Multiplayer at least stirs in a couple of interesting ideas. Whether you're capturing a flag or controlling a zone, both teams are divided into five fireteam duos. These partnerships are powerful: you can see your pal through walls, get partial credit for his kills, and resurrect him immediately if you avenge his death fast enough. Six distinct classes amplify the effect, too. For example, a Demolition expert sports heavy armor and plants bombs quickly, but his Spec Ops partner’s temporary X-ray vision is what'll save him from rushing into an ambush.
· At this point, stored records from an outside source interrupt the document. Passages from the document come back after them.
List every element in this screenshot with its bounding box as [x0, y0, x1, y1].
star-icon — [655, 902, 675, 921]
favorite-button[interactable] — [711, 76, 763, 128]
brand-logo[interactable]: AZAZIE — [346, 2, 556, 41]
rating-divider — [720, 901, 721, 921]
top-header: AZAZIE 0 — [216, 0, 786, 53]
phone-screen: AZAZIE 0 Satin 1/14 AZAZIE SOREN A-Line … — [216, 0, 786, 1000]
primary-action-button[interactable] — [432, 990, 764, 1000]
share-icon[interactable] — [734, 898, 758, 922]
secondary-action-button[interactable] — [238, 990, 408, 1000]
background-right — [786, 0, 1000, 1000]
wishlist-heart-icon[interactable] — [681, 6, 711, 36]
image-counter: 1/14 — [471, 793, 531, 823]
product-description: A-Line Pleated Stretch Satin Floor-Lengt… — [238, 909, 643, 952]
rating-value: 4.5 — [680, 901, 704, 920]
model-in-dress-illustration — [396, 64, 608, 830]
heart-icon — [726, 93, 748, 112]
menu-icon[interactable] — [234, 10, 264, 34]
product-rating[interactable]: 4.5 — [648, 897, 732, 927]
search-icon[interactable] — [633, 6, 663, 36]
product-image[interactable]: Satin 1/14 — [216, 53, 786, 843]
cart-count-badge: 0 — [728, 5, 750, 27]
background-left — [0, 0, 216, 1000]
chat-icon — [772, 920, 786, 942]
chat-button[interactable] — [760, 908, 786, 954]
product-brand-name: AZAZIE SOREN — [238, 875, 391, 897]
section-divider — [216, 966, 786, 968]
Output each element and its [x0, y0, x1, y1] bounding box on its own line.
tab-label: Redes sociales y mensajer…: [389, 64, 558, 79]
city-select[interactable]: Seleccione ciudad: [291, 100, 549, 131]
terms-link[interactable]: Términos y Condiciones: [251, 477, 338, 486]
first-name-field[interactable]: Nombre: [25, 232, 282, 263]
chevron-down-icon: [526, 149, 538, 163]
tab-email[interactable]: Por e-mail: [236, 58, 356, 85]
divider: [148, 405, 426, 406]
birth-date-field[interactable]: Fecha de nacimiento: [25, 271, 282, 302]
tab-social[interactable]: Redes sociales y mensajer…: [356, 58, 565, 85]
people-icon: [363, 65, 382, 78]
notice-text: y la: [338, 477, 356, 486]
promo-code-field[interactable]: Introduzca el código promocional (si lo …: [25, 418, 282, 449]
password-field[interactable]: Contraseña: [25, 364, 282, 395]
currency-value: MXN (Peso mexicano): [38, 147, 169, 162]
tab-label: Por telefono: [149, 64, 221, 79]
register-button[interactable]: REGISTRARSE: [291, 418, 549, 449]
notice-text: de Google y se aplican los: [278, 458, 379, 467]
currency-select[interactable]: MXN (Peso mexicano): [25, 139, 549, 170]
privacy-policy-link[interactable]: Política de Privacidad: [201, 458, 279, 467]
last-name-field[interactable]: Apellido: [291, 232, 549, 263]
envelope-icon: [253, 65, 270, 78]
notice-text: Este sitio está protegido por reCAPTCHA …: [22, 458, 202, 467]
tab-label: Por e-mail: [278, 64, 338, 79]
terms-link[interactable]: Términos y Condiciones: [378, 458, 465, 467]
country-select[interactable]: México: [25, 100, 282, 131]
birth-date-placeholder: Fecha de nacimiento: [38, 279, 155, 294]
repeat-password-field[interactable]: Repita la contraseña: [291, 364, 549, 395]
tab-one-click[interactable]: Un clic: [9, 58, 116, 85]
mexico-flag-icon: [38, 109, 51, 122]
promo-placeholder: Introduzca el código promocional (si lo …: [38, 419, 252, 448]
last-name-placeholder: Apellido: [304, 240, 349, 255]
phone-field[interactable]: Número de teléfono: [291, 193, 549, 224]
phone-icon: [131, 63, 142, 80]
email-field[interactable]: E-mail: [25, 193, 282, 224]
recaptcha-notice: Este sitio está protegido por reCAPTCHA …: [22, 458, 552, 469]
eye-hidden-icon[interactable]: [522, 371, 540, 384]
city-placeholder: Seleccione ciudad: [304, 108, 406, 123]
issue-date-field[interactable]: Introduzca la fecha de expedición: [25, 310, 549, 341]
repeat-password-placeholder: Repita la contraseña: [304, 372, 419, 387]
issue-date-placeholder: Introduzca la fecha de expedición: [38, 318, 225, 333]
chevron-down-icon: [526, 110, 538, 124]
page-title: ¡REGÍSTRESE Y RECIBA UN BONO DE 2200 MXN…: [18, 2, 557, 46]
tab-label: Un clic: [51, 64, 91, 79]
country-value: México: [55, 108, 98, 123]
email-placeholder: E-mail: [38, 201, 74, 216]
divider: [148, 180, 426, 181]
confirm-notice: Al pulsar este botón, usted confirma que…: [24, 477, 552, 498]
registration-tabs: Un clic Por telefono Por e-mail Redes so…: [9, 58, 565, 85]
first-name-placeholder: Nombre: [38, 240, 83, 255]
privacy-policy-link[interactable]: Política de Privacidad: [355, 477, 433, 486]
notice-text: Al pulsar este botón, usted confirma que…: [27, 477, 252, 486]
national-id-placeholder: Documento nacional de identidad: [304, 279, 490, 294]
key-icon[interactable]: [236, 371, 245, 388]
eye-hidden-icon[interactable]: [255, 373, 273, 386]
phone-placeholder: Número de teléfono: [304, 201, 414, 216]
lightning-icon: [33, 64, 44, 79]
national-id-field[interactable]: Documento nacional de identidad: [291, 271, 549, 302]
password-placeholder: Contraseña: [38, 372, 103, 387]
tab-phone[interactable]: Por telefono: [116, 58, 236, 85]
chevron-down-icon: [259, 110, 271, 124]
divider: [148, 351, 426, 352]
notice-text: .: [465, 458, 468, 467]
As you gain ranks, you'll unlock everything from scopes and stocks to magazines and muzzles, but too few of the upgrades have an appreciable impact on performance, and the clunky interface makes experimenting with different parts a pain. The real threat to Warfighter's longevity, though, is how its multiplayer maps feel like patchworks of arbitrary buildings and debris instead of bona fide real-world strongholds. Without a palpable sense of place, these battlegrounds never give you enough reason to choose this particular mix of gunmetal and grit over any other. Combined with a weak campaign, that makes the new Medal of Honor more of a casualty than a killer in a marketplace already crowded with full-featured crowd-pleasers.
Sparks fly and scenery disintegrates under the rat-a-tat of heavy fire.
PUBLISHER: EA • DEVELOPER: Danger Close Games • ESRB: Mature • MULTIPLAYER: 20 on Xbox Live • ACHIEVEMENTS: Fruitful • COST: $60 • RELEASE DATE: October 23, 2012
+ Fireteam partnerships and six classes lend fresh strategy to familiar multiplayer modes; some fun action set-pieces.
– Solo campaign defined by painfully repetitive core combat and a deeply unsatisfying story.
– Multiplayer maps feel cobbled together; clunky customization and progression.
? Why don't fallen online enemies drop their weapons?